Before anthropology, travelers and geographers like Strabo, Procopius and Al-Masudi were the first to provide descriptive material of tribes, their life-style, customs, and peculiarities from the Caucasus. Active ethnographic work by Russian, German, and indigenous researchers started in the mid-19th century (Tuite 2006). After establishing the Soviet Union, the Caucasus as all the other regions of the Union became an active field for ethnographic studies that were mostly carried out by native researchers. The Caucasian village was believed to be a place of authentic traditions and a place of preserving religious forms, language, and costumes. With the collapse of the Soviet Union, the subsequent tremendous changes and today globalization reaching every remote corner of the world, the Caucasus has become an open and accessible place for international scholars.

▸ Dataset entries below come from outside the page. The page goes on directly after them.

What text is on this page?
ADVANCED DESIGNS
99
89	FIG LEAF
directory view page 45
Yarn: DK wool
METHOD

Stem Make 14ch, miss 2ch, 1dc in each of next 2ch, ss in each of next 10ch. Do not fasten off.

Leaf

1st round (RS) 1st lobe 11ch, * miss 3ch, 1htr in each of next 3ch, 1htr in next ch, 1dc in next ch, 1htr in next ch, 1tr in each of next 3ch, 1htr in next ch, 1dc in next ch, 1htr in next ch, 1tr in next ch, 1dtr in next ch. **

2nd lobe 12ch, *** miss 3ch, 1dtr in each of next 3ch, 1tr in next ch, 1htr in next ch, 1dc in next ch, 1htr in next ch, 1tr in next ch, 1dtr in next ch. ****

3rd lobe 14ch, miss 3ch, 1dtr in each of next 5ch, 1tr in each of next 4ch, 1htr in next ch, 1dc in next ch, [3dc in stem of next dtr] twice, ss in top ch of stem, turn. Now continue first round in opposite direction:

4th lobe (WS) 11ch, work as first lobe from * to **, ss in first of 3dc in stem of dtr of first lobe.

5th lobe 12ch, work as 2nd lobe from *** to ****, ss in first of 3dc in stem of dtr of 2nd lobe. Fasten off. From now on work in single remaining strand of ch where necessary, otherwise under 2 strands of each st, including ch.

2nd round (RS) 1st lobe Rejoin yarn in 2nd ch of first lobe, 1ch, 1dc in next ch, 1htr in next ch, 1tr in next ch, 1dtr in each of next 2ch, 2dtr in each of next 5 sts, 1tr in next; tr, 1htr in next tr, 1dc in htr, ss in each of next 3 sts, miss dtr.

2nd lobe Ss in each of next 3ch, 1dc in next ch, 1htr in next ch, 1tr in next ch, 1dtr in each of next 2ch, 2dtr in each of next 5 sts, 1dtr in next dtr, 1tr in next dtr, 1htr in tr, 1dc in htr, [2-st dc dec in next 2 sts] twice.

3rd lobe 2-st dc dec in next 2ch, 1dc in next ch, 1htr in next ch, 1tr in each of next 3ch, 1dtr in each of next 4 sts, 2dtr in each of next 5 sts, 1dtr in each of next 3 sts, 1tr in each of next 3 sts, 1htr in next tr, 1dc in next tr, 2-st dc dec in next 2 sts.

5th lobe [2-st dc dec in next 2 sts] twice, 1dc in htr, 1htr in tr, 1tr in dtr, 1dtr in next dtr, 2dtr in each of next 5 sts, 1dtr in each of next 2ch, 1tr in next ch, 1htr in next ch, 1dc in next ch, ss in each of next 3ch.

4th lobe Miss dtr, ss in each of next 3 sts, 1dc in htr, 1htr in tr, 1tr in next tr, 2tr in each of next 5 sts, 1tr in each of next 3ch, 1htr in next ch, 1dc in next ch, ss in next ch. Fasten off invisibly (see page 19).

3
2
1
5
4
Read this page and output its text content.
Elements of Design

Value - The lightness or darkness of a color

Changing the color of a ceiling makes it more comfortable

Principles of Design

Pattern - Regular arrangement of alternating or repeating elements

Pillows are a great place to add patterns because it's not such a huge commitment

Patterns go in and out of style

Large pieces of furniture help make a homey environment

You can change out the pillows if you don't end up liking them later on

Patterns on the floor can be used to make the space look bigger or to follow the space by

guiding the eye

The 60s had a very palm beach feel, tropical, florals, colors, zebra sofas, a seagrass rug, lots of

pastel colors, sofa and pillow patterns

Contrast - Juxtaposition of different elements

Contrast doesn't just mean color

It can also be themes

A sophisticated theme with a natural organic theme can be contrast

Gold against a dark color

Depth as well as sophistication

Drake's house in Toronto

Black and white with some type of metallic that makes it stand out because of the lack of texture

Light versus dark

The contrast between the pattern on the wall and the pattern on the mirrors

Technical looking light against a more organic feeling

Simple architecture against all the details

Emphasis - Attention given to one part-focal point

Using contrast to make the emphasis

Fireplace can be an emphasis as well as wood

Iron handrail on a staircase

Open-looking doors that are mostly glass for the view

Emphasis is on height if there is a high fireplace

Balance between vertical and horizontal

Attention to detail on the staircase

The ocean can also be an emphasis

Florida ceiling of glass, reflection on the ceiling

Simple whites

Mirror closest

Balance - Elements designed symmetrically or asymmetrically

In our department, we aim to show that anthropology as an interdisciplinary endeavor can provide answers to a plethora of research questions while shaking off ideas of the ‘exotic’ or ‘authentic’ Caucasus. Our teaching and research have a strong focus on urban life and cities, migration processes, gender issues, and Post-Soviet transformation. Topics are related to economic anthropology, urban anthropology and Post-Soviet anthropology. During seminars and lectures students acquire basic knowledge of anthropological theories and methods such as participant observation and interviewing techniques. This preparation together with languages courses allows students to take part in field work expeditions and gain personal research experience in the Caucasus region. In addition, we regularly organize movie screenings under the name of our “Kaukasus Kino Klub” followed by discussions.


Exemplary courses (in English)

  • Informal practices in the Caucasus
  • Youth movements in the Caucasus and beyond
  • Identity groups
  • Sociocultural analysis of Post-Soviet movies from Georgia


Ongoing PhD projects and Master projects

  • Michael Stürmer – Perzeptionen von Europa und migrantische Strategien georgischer Asylbewerber (MA Thesis)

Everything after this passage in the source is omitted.